Teoria Sintética da Evolução
Esta moderna teoria da evolução, também chamada de neo-darwinismo, é atualmente a mais aceita para explicar os processos evolutivos de qualquer população.
Os cientistas modernos argumentam que toda a organização biológica, a partir do nível molecular, passou por um processo evolutivo através da seleção natural atuando sobre a variação genética contínua, que se manifesta como mudanças evolutivas.
Desenvolvimento da Teoria da Evolução
No final do século XIX, surgiu o chamado primitivo Neo-Darwinismo, baseado no princípio da seleção natural como base da evolução. O biólogo alemão Weismann foi um dos seus principais expoentes. Esta hipótese apoia que as variações sobre as quais a seleção atua são transmitidas de acordo com as teorias da hereditariedade enunciadas por Mendel, um elemento que Darwin não pôde resolver, pois na sua época as ideias do austríaco ainda eram desconhecidas.
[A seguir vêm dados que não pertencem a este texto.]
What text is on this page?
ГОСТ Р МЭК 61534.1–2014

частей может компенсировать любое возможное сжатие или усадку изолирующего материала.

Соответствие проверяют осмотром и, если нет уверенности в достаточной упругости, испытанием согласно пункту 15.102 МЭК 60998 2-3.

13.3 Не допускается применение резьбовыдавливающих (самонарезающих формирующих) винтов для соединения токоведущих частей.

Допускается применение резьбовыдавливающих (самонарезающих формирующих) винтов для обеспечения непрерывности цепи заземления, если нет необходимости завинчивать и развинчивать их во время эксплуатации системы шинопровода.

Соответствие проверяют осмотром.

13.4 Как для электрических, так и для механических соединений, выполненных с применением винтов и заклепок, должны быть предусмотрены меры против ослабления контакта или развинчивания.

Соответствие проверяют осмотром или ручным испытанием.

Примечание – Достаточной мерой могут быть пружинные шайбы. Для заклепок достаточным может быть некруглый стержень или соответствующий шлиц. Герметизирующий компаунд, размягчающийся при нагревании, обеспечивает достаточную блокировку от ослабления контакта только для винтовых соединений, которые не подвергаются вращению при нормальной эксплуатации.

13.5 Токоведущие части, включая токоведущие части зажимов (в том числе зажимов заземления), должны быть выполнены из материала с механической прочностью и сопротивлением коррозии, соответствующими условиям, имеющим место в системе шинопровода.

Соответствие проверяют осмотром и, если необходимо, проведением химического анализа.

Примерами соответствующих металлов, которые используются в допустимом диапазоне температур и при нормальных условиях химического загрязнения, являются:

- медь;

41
Durante o século XX, de 1930 a 1950, desenvolveu-se a teoria moderna neo-darwinista ou teoria sintética, assim chamada porque surge da fusão de três disciplinas diferentes: genética, sistemática e paleontologia. A criação desta tendência é marcada pelo aparecimento de três obras. Seu autor, T.H. Dobzhansky, sugere que as variações genéticas envolvidas na evolução são essencialmente mínimas e hereditárias, de acordo com as teorias de Mendel.
População e Espécies
A teoria unificada da evolução postula que os seres vivos são descendentes de uma forma fundamental de vida.
Evolução das Espécies
Para explicar o processo evolutivo da vida, consideramos a espécie. A unidade básica de classificação biológica é a espécie. A espécie é um grupo de indivíduos que têm muitas características em comum e são diferentes dos outros em um ou mais aspectos. Os indivíduos vêm todos de ancestrais comuns, estão relacionados por sangue e podem cruzar para produzir descendentes férteis que se assemelham aos seus pais.
Ao comparar as características dos seres vivos com fósseis reais, podemos ver que algumas espécies mudaram, ou seja, há diferenças. Além disso, é possível encontrar grandes semelhanças entre alguns seres vivos que existem hoje.
Teorias Fixistas
Foi defendida por Platão e Aristóteles, que acreditavam que as espécies eram o produto de um Criador e, portanto, eram fixas, ou seja, imutáveis, não evoluindo ou mudando ao longo do tempo. Cientistas apoiaram esta ideia explicando que, ao longo da história geológica da Terra, ocorreram várias catástrofes que dizimaram a flora e a fauna.
Teoria Evolutiva de Lamarck
Lamarck apresentou uma teoria onde a natureza criada por geração espontânea deu origem aos primeiros seres, que foram sujeitos a modificações constantes ou transformados, de acordo com o uso e desuso dos órgãos, de modo que as espécies atuais vieram das existentes.